3. The Site may contain robot exclusion headers. Much of the information on the Site is updated on a regular basis and is proprietary or is licensed to Shared Insight, Inc. by our suppliers and other third parties. You agree not to use any device, technique, software, system or routine to interfere or attempt to interfere with, or to otherwise circumvent the proper working of this Site or any activity being conducted on this Site. You agree, further, not to use or attempt to use any engine, device, technique, software, tool, agent or other device or mechanism (including without limitation browsers, spiders, robots, scrapers, avatars or intelligent agents) to navigate, access or search this Site, other than generally available third party web browsers such as Microsoft Internet Explorer(tm), Netscape Navigator(tm), and Mozilla Firefox(tm). Additionally, you agree that you will not take any action that imposes or may impose (in the sole discretion of us or our suppliers affected by your action) an unreasonable or disproportionately large load on our infrastructure, or the bandwidth or infrastructure of the company that hosts this Site, or bypass the robot exclusion headers or other measures on this Site or on the host servers that may be used to prevent or restrict access.
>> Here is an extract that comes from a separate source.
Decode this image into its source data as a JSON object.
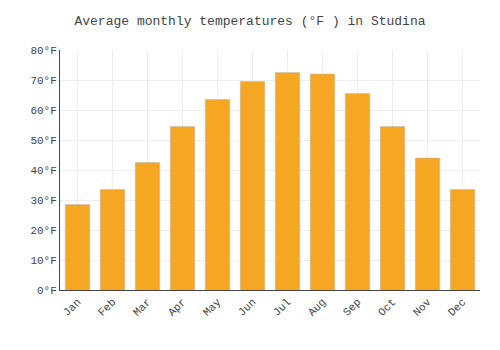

4. Shared Insight, Inc. will not be liable for damages resulting from any failure caused by events beyond its control, by any act of God, such as a power failure, or by any other cause not within the control of Shared Insight, Inc..
5. If you violate any of the terms or conditions of this Agreement, this Agreement terminates immediately without notice. Shared Insight, Inc. may deny access to the Site to you and anyone claiming by or through you without liability to anyone. Shared Insight, Inc. shall have all additional rights and remedies at law and in equity arising from such violation. Further, you agree to indemnify, defend and hold Shared Insight, Inc., and its affiliates, suppliers, employees and agents harmless from all claims, actions, losses, liabilities, damages, costs and expenses (including attorneys fees) arising out of or relating to any such prohibited use of the Site. If you violate or infringe upon the rights of any third party, they have all remedies at law and in equity to enforce their rights against you to the extent applicable arising from your actions.
6. Any delay or failure to act with respect to a breach of this Agreement by you or others does not constitute a waiver and shall not limit such rights with respect to such breach or any subsequent breaches. This Agreement shall be governed by and construed in accordance with the laws of the State in which Shared Insight, Inc. resides. If any provision of this Agreement is held to be invalid or unenforceable, such invalidity or unenforceability shall not affect the remainder of this Agreement, which shall be given full effect without regard to the invalid portions.
7. This Agreement represents the entire agreement between you and Shared Insight, Inc. regarding the use of the Site.